Once a Wallflower, At Last His Love (Scandalous Seasons #6)(5)



“Not for your story. You need a duke for your research.”

She tossed aside the paper and tickled her sister in the sensitive spot at the crook of her elbow until the little girl squirmed breathlessly. “But I thought you said I don’t need to meet someone to write of them.”

Great snorting laughs escaped her lips. “S-stop! I—I s-said…” Another bleat. “S-stop.”

She relented.

A cautious glint entered Addie’s eyes and she inched away. “What I was saying is that if you can’t find inspiration within yourself, you must seek it without.” Her grin widened. “If you can’t write a story about a person you’ve not met, well then, you must meet him.” Eager excitement sparkled in the girl’s eyes and she clapped her hands. “You require a duke.”

For the inherent silliness in her sister’s explanation, there was, to Hermione’s writer’s mind, a good deal of sense in those words. Except… “I can’t merely drum up a duke for research purposes.”

Addie waved a finger in front of her face. “Ah, in Surrey perhaps not. But when you go to London, you shall.” She slapped the pages down upon Hermione’s desk. “I see no other choice.” Then in a dramatic flourish she swept the back of her hand across her brow. “If you fail to find one, then your story shall never be told.” She straightened. “Or, your story shall never be told well.” She picked up one of Hermione’s many books. “London’s Most Spectacularly Seedy Establishments.” Her eyes formed moons in her face. “Are we going to go to these seedy—?”

“No.” Hermione ended the question before it could be asked. Even though they did accompany her on her research trips, her younger siblings were certainly not going anywhere remotely seedy.

“But your research!”

She laughed. “How very dedicated you are to my research.”

“Well, someone must be,” Addie mumbled.

Hermione bristled. “Whatever does that mean?” She didn’t care to have her dedication to her craft questioned—even if it was by a judgmental eleven-year-old younger sister.

Addie shrugged. “Of all the authors I know, you’re—”

“I’m the only author you know.”

The girl merely continued over her. “—the only one who writes of dashing noblemen and powerful princes set amidst the dark world of London, yet you’ve never been there.”

Hermione folded her arms. “I’ve been there.” Even if there was merit to the claim, no author liked to have the integrity of her work called into question.

Her sister snorted. “When you were six.”

“Seven,” Hermione said defensively. “And what do you know of it?” She never spoke of those long ago days or the city of London, largely because Addie was indeed correct—she remembered nothing but the thick of fog and the heavy grey clouds overhead.

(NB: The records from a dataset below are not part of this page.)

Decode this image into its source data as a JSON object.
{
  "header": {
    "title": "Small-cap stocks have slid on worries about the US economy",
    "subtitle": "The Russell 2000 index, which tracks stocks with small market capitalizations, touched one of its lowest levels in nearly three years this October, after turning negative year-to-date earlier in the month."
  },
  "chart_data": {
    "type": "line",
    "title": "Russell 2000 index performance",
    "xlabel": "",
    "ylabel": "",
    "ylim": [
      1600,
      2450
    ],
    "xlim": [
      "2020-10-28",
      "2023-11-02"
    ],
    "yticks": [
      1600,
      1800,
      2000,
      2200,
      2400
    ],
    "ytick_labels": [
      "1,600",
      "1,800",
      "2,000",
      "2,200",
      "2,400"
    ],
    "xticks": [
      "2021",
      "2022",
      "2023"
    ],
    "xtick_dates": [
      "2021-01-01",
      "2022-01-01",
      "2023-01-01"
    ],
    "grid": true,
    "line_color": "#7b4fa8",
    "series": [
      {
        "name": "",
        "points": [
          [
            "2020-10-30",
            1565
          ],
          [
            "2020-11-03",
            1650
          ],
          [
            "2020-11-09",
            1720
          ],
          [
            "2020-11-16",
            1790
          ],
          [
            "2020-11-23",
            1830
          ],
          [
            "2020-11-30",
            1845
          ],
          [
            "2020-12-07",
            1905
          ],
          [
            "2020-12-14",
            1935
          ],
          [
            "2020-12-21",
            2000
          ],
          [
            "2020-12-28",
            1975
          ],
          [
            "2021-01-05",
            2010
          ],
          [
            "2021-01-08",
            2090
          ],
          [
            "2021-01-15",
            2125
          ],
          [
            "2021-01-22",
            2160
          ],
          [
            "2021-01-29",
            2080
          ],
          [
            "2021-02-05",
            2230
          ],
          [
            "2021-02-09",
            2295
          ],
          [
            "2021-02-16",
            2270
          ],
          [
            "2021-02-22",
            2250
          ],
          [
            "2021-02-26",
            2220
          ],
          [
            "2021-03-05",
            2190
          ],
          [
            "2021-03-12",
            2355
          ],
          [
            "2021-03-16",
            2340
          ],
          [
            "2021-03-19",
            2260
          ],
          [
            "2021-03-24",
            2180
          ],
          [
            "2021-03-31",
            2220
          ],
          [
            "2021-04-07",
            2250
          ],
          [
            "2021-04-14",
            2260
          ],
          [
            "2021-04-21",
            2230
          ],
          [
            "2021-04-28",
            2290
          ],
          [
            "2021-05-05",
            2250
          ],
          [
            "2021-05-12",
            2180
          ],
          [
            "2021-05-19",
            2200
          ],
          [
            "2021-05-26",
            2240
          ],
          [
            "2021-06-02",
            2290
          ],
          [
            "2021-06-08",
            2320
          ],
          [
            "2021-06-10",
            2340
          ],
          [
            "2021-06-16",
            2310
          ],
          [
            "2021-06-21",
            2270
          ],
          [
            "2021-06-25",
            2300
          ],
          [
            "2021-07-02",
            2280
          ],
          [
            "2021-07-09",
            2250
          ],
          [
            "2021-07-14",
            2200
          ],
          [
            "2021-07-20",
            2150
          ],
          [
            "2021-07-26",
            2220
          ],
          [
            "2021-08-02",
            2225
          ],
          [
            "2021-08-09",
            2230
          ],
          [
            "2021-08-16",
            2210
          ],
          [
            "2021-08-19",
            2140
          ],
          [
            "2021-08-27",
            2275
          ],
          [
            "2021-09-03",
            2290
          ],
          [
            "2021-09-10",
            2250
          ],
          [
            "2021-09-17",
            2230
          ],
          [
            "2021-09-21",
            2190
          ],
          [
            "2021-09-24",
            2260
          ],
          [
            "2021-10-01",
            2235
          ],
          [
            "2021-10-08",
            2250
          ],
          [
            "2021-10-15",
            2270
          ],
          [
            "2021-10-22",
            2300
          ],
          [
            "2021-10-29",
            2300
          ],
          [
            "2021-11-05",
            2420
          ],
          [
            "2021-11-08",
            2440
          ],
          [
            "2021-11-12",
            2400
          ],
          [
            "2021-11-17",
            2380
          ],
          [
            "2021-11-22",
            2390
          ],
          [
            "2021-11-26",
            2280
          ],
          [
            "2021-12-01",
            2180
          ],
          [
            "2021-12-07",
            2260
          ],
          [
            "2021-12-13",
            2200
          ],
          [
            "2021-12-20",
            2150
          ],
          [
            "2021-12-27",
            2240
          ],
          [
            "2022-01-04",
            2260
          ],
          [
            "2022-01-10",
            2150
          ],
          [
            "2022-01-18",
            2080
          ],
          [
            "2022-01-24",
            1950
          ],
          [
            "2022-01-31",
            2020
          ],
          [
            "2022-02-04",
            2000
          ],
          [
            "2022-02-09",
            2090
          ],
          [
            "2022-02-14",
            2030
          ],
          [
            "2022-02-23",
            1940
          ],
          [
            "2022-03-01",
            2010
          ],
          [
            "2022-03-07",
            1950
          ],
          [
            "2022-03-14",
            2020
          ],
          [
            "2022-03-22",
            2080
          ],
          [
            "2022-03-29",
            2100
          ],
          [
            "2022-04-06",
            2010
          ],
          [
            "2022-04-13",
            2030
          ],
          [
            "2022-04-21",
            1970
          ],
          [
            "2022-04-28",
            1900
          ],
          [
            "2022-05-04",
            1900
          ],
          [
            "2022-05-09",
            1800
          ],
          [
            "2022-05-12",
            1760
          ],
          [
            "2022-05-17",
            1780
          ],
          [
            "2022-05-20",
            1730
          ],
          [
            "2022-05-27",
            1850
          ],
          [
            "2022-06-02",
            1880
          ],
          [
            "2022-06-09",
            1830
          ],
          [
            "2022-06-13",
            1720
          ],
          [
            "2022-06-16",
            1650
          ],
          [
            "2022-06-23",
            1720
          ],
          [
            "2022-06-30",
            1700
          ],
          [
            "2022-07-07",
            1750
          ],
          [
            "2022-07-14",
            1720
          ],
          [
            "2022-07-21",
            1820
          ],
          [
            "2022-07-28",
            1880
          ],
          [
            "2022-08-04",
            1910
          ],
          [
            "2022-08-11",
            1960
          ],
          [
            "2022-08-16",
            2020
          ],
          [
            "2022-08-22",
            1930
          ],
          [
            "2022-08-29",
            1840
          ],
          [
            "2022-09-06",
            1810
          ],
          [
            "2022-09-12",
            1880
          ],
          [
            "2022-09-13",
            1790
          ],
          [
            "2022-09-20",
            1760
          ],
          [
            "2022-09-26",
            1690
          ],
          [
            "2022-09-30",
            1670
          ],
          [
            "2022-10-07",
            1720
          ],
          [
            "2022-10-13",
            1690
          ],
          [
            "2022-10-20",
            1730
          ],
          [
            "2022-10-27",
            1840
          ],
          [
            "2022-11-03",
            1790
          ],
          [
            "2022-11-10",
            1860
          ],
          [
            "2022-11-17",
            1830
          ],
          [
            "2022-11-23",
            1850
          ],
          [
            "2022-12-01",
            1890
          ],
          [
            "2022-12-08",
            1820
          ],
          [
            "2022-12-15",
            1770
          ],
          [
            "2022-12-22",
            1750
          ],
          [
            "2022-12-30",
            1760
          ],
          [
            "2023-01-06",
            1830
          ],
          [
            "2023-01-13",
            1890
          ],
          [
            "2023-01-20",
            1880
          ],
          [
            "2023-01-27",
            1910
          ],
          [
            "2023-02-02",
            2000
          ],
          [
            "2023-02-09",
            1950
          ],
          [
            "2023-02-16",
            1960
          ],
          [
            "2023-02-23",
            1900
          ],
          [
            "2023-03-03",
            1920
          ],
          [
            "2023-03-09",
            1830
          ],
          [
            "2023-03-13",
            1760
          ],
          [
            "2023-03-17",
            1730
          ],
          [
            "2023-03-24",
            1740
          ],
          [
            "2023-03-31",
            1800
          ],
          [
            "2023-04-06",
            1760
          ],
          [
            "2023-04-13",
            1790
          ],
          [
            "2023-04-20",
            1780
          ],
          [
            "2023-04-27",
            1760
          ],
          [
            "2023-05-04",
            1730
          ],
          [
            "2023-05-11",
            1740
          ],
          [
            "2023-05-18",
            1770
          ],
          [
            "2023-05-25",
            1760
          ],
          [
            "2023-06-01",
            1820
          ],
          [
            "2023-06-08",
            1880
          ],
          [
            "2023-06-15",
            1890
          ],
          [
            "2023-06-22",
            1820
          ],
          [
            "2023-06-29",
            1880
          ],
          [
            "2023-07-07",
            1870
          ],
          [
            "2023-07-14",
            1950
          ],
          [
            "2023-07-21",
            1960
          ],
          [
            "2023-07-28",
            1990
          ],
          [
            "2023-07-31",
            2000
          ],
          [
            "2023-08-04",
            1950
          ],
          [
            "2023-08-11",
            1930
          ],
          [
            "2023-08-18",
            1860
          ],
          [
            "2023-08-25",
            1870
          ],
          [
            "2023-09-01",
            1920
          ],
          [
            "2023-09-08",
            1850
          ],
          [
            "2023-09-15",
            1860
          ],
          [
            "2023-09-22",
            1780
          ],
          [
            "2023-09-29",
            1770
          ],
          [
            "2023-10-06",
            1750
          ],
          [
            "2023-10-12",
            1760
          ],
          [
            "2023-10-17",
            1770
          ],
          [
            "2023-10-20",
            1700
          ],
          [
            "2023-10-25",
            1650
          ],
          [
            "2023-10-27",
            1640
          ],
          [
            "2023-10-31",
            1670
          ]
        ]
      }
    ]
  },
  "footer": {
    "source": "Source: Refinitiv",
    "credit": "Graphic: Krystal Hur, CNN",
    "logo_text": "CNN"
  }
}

“Partridge mentioned that our family hadn’t always remained shut away. She said we—you,” she amended, “Elizabeth, Mama, Papa…” She waved a hand about. “That you used to go places.” An excited glimmer shone in her eyes. “And now I, too, shall go to London and have an adventure!”

Regret pulled at Hermione’s heart. She’d become so accustomed to how their small, broken family had been forever transformed by Elizabeth’s illness and their mother’s subsequent death, that too often she forgot how those events had robbed Hugh and Addie of so many experiences known by other children. She dropped a kiss atop her sister’s brow.

Addie wrinkled her nose. “What was that for?”

“Just because I love you.” Had it been Hugh, he’d have run from the room in disgust from the kiss alone. The words of love would have sent him tearing down the old Roman roads, as far away from any such sentimentality as fast as his little legs could take him. Addie however, smiled widely. Hermione pointed to the door. “Now, if you’d rather debate my abilities to write those stories that you claim to love than get ready for our grand adventure…”

Her sister giggled. “You know I adore them.”

“I know you do.” She smiled. “Now, go. There are some final things I must see to.”

“Very well,” Addie said with a sigh. She skipped from the room, not bothering to close the door behind her.

With purposeful strides, Hermione strode over to the damaged violin atop her stack of research books. She trailed her fingers over the wood, once smooth and immaculate; the cherished instrument of a child who’d been so very proficient in all things musical. Violin in hand, she made her way from her room, down the cold, dark corridors of their modest cottage. The silence occasionally punctuated by the bustling steps of the two maids in their employ who hurried to prepare the Rogers family for their impending departure.

She picked her way down the steps and walked to the back of the house, through the kitchens and outside into the overgrown, once well-loved garden. Hermione paused at the threshold. Sunlight bathed her face, warm and comforting and she raised a hand to shield the glare of the rays from her eyes.

Unmindful of propriety or the fabric of her gown, Elizabeth knelt on the ground, still damp from last evening’s rain. She tipped her head toward a rose bush and inhaled the scent. The actions of her lovely sister, now twenty-five and possessed of a golden beauty, were more suited to a young woman, tending her gardens, happily wedded. Then, impulsively, Elizabeth grabbed the bloom by its thorned stem.